Birchbox, an online beauty subscription service, has seen great success in creating a new sales model for beauty products, re-creating the department-store cosmetics counter in peoples’ homes by delivering a range of samples customers can try out and later repurchase.
Now four years old, Birchbox has built its customer base to more than 1 million people and spawned imitators such as GlossyBox, Ipsy, and Blissmo, plus subscription sellers that deliver razors, pet supplies, and other items directly to consumers’ front doors.
But while the company does make every attempt to convert sample subscribers to full-size SKUs of their favorite products online, Birchbox is also growing the market for existing beauty retailers such as Ulta and Sephora—ostensibly competitors.

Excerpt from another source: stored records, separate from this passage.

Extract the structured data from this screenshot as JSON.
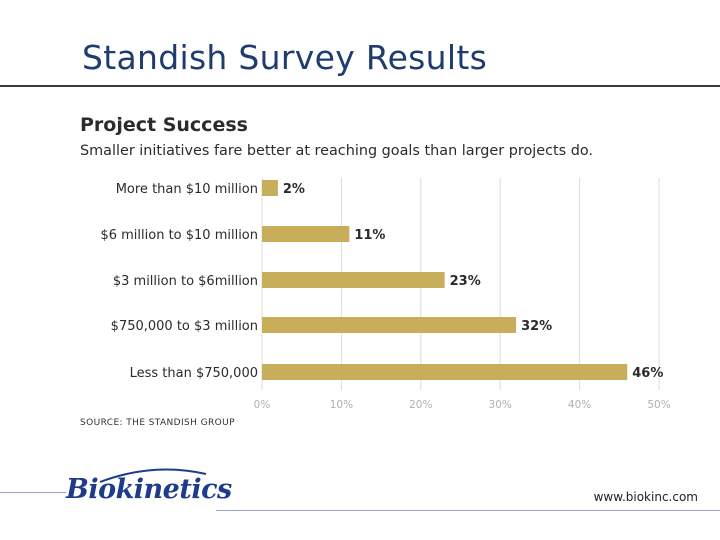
{
  "slide": {
    "title": "Standish Survey Results",
    "website": "www.biokinc.com",
    "logo_text": "Biokinetics"
  },
  "chart_data": {
    "type": "bar",
    "orientation": "horizontal",
    "title": "Project Success",
    "subtitle": "Smaller initiatives fare better at reaching goals than larger projects do.",
    "categories": [
      "More than $10 million",
      "$6 million to $10 million",
      "$3 million to $6million",
      "$750,000 to $3 million",
      "Less than $750,000"
    ],
    "values": [
      2,
      11,
      23,
      32,
      46
    ],
    "value_labels": [
      "2%",
      "11%",
      "23%",
      "32%",
      "46%"
    ],
    "x_ticks": [
      "0%",
      "10%",
      "20%",
      "30%",
      "40%",
      "50%"
    ],
    "xlim": [
      0,
      50
    ],
    "grid": true,
    "bar_color": "#c8ad5a",
    "source": "SOURCE: THE STANDISH GROUP"
  },
  "colors": {
    "title": "#1f3c6e",
    "logo": "#1f3c8c",
    "grid": "#dcdcdc",
    "tick": "#b0b0b0"
  }
}
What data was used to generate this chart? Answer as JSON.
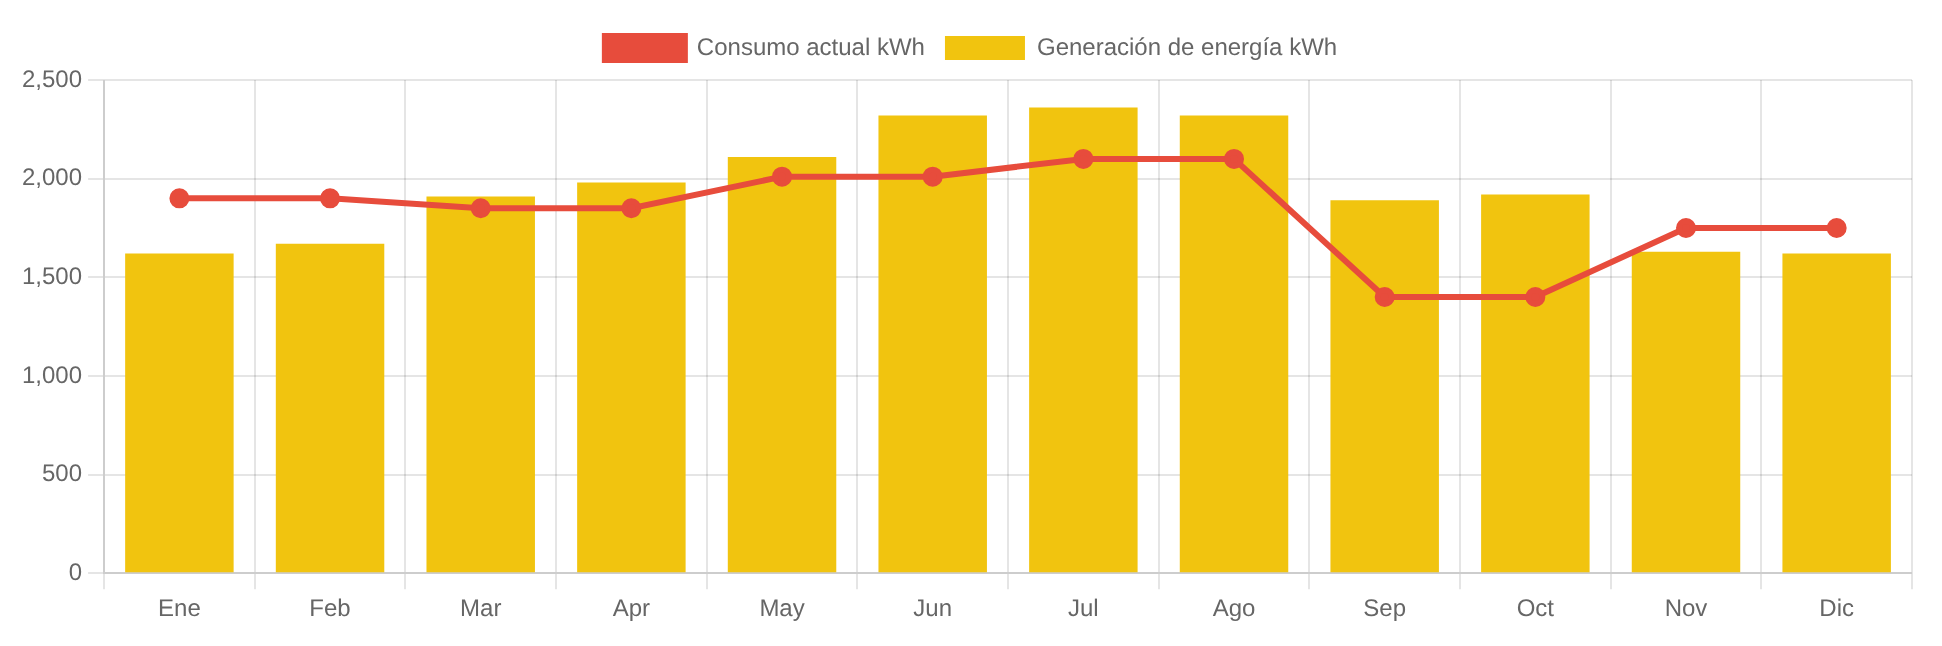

“Presumably they may help drive traffic to other stores,” Forrester Research channel strategy analyst Sucharita Mulpuru-Kodali told Retail Dive. “If you try something and love it, wouldn’t that drive you to whatever store has the product?”
Expanding the marketplace
A study from Silicon Valley-based research firm Slice Intelligence confirms that Birchbox isn’t the only retailer benefiting from its sampling. While shoppers spend 38% more online with Birchbox after signing up for monthly $10 sample boxes, the study says, boutique beauty brand Sephora also gets a 5% boost in spending, and Ulta gains 6%.
Birchbox just takes the initial trip out of the equation for the Internet era.
“They’re basically removing the traditional barrier in online shopping: You couldn’t try before you buy,” Kanishka Agarwal, Slice’s chief data officer told Bloomberg. “But guess what? Now you can. And they’re driving up actual purchases.”
Prior to the Internet, beauty shoppers got their samples and testers in department-store counters staffed by representatives of the major brands. And since skin tones and beauty goals vary, the category continues to reward in-store visits for department stores and brands such as MAC, Sephora, and Shiseido, whose e-commerce sites lag in-person sales.
Only Birchbox has been able to lift all boats. “We’re taking people who weren’t even considering going into these stores as a part of a leisurely day, and making them into people who could become browsers and shoppers,” Birchbox co-founder and CEO Katia Beauchamp told Fortune. “And she absolutely spends more on beauty as a result of Birchbox.”
Growing the experience
But Birchbox’s next challenge is to make itself the go-to for reorders. The company’s own research shows that many customers buy full-sized containers of the products they like elsewhere; only about 35% of sales comes from reorders of sampled products.
Only about half of Birchbox’s 1 million subscribers buy additional SKUs regularly on Birchbox.com. And while a loyalty program offers referral bonuses and substantial rewards to encourage future purchases, Birchbox is also looking to brick-and-mortar to build its brand.
Unlike other retailers to make the jump from online-only to brick-and-mortar such as Warby Parker and Bonobos, the first Birchbox store is more than a showroom that only allows customers to try on product. More like an Apple Store, it’s a brand experience that immerses customers in as much Birchbox expertise as it does partners’ products.
The SoHo location offers 4,500 square feet of salon services, personal consultations, how-to seminars on makeup and beauty, a “Try Bar,” 2,000 products for purchase, and the option to build one’s own box in-store for just $15.
But at least at the outset, Birchbox is unlikely to steal sales from any competitor’s brick-and-mortar location that isn’t within a couple of blocks.
“When the footprint is that limited, it’s unlikely to have much of an impact on anything else,” Mulpuru-Kodali said.
This month, the brand is staging pop-up shops in Atlanta, Chicago, and Los Angeles, promising the two cities that garner the highest in-person turnout a permanent Birchbox location in 2016. The company has also partnered with Gap Inc. to launch Birchbox pop-ups inside seven stores in New York, Chicago, Houston, Los Angeles, and San Francisco, and is ramping up advertising to make itself the recognized name in at-home trial.
“You have to believe that when you’re growing the market, everybody benefits from it,” Beauchamp told Bloomberg. “But don’t get me wrong: We’re really focused on how to keep that revenue coming back to Birchbox.”